Your ideas for your website will spring from what your product is, and who your audience is. Finding the right path is simple if you take the time to understand the people who will be using what you offer.
Who’s Your Audience?
I also need to know my audience, just like the hunter needs to know what the environment is for a particular quarry, and if he can sell or donate what he doesn’t need himself. He also has to know where to send his prey for the best chance of the most value for it. e.g. it’s no sense hunting for the sake of hunting, if no one you know even likes receiving a gift of wild meat.
This was true when I developed the web page on GPS Dog Collars. In order to get the best return from my work and investment, I needed to know what my target audience was, and where to find them.
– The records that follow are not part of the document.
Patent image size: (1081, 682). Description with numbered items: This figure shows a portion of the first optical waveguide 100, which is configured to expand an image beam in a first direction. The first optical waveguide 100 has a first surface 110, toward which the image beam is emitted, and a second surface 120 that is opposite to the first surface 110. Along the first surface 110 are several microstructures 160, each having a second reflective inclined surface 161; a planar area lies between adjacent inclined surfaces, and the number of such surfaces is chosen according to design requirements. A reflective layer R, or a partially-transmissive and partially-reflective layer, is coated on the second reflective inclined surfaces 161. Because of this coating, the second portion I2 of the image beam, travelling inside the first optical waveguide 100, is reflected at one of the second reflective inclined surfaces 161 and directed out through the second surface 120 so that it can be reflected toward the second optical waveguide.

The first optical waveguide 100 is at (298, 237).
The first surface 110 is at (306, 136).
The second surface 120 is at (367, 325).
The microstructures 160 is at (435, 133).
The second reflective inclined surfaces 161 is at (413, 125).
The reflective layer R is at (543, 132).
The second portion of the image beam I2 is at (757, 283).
When promoting these dog locating devices it wouldn’t make much sense to create a website geared towards cat lovers would it? Nor would marketing that site in areas where the web traffic is similarly unrelated, say motocross racing enthusiasts.
Rather, I developed a web page with a real life experience of a friend who had trouble keeping valuable hunting dogs alive during arduous hunts, and solved his problem with the help of a good dog collar tracking device. I made sure I created a web page that appeals to both dog lovers, and hunters who enjoy the sport with the help of hunting dogs, and then marketed it in areas where dog owners and hunters are likely to be.
Beyond the initial planning
Beyond the actual planning of your website, it is important to plan the implementation as well. Some important items to remember when creating your website are:
- Ease of navigation
- Broken links
- Load time
Your customers can’t buy what they can’t find. If your pages are hard to find, or viewers have to jump through hoops to get to the page they want, they’re not likely to hang around long enough to buy.
Broken links can kill sales faster than just about any other aspect of a website. Viewer attention spans are short. If they like what you have available, they will click on a link you provide, but if that link doesn’t work, they’re not going to bother with trying to make it work, or find another. More likely, they will simply plug in the item in the search engine box on top of their screen and find it on their own – without you.
Websites that take too long to load because of large picture files, heavy video files or long pages with complicated scripts will turn off viewers too. An over use of Word Press plugins can be deadly as well. This was more of a problem in the past when the majority of viewers had slow dial up Internet, but even in the high-speed age we live in now, it is important to remember that some viewers may still not have fast download speeds.
Getting it Right – With The Precision of GPS
When you spend the time to plan well, growing your website after it is built is actually similar to keeping track of your hunting dogs with GPS precision, it’s easy when you have planned well, and used the right tools.